The irony is, the person to which this applies, the senser, will never agree the description applies to him or her.

In The Middle
Most of us fall somewhere between extreme ‘sensers’ and  the extreme rationalists. For many people being shown to be wrong or being criticized in any way is fairly unpleasant but they are not above changing their minds if the evidence is overwhelming or comes from someone who has earned their respect. Unfortunately, there is a correlation between the depth of pain felt and the tendency to revert to the original position once the evidence has faded into memory.

To the right of middle ground, we find the scientists, the educated and the thinkers. They are the rationalists who are prepared to look at the evidence, even when it conflicts with what they hope is true, evidence that would back up their personal preferences and prejudices . Scientists are well represented here as they, by dint of their training, look for other explanations for every event, an improved take on every subject.
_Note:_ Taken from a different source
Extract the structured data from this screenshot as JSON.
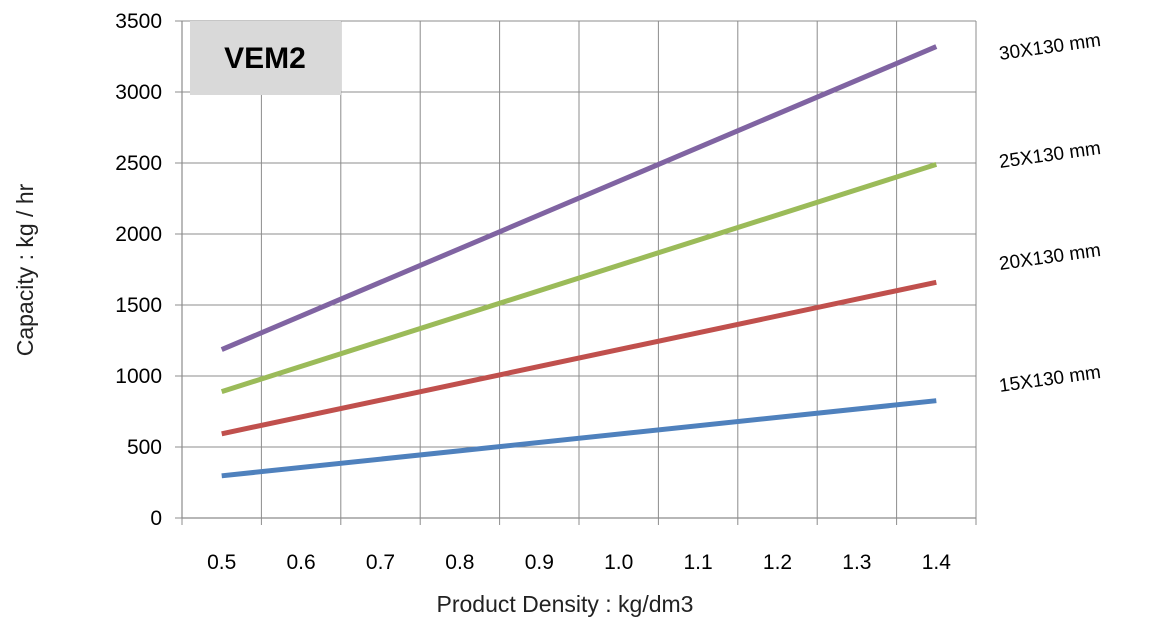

Some are also found in the extreme rationalists, the sub-set that find an almost masochistic pleasure in being found wrong. These are the people who seek out every opportunity to be proven wrong. They have a keen interest in getting the perspective of anyone who can speak with some conviction and present evidence of something that is contrary to what they had previously thought was true.

Only this will satisfy their desire for the truth or as near to it as they can be.

Right or Wrong?
The quirky, almost counter intuitive part of this is, the extreme sensers who refuse to admit being wrong, are wrong more than 50% of the time while the extreme rationalists are seldom wrong.

While most of fall somewhere in between, the reasoning is simple. The rationalists change their opinion immediately the facts change and adopt the latest move towards the truth or accuracy of any given situation as new information, both accurate and inaccurate are encountered. As they age, the more subjects they accumulate upon which their information is very accurate.

On the other hand, the ‘sensers’ move in the opposite direction as they age and take on more information (both accurate and inaccurate) failing to throw out the inaccurate and failing to amend already accumulated inaccurate information. The extreme senser is indignant and responds to the perceived ‘attack’ with justification, deflection and insults, utterly incapable of admitting their position is flawed, thus inhibiting their ability to accumulate knowledge. Eventually, the proportion of accurate assessments falls to the point where they are wrong about a very high percentage of matters.

It’s not intelligence
The tendency to resist admitting wrong is not an indicator of intelligence it’s a question of ownership. While it (difficulty in admitting an error) is more commonly found in dullards, it is not altogether uncommon in the (often opinionated) highly intelligent.

The difficulty for most of us is to make the effort to move towards respecting the evidence. The more one values evidence over intuition, over ‘faith’, the easier it will be to establish the truth.